= Nizahon Restaurant =

Former Romanian restaurant in Israel

Nizahon Restaurant (מסעדת הניצחון) was a Romanian grill in Ashkelon and one of Israel's oldest restaurants. The restaurant did not have kashrut certification and was open on Shabbat.

==History==
Nizahon was founded in 1949, by Yeshayahu "Shaya" Leiboshor, who had just finished his military service. Leiboshor, a descendant of a Jewish-Romanian butcher family, had made aliyah in 1947. The structure and basic needs were paid for with a disability loan that Shaya could secure after his service. The new mayor Ashkelon recommended the name (The) Victory Restaurant, as the 1947–1949 Palestine war was just over. The restaurant started off as a coffee house with a few food choices.

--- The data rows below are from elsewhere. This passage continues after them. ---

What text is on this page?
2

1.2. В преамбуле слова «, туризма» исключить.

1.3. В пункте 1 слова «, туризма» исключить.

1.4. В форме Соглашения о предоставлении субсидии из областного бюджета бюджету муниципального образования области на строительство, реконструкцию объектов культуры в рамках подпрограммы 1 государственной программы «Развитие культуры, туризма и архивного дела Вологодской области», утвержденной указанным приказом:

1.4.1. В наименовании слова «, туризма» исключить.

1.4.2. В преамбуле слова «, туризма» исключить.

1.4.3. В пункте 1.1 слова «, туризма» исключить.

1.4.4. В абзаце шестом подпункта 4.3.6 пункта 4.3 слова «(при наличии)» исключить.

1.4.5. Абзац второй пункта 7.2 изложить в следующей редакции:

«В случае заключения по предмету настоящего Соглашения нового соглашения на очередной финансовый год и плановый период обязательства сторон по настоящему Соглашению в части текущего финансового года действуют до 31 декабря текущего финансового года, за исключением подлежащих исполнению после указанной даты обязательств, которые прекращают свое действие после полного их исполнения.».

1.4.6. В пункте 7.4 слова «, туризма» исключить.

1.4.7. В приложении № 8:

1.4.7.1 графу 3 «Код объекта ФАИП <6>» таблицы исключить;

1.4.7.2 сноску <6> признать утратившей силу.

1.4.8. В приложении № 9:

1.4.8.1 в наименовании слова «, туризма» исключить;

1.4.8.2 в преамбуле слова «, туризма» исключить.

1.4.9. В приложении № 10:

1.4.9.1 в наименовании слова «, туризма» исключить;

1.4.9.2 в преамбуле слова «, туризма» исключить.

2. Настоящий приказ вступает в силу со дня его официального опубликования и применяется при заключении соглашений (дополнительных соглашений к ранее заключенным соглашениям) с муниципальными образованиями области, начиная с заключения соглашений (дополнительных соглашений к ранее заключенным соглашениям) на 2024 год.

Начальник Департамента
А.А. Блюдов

Shaya later put on the roof of the restaurant himself and also worked in construction elsewhere to keep the restaurant running in the 1950s. Eventually, a partner joined, who had been a restaurant regular, and two families operated the restaurant together. It became increasingly successful. The restaurant took a financial hit during the Gaza wars when few customers came in. Also, the deteriorating situation of the pedestrian mall and the increased competition around Ashkelon took their toll. In May 2019, 70 years after its foundation, the restaurant closed down.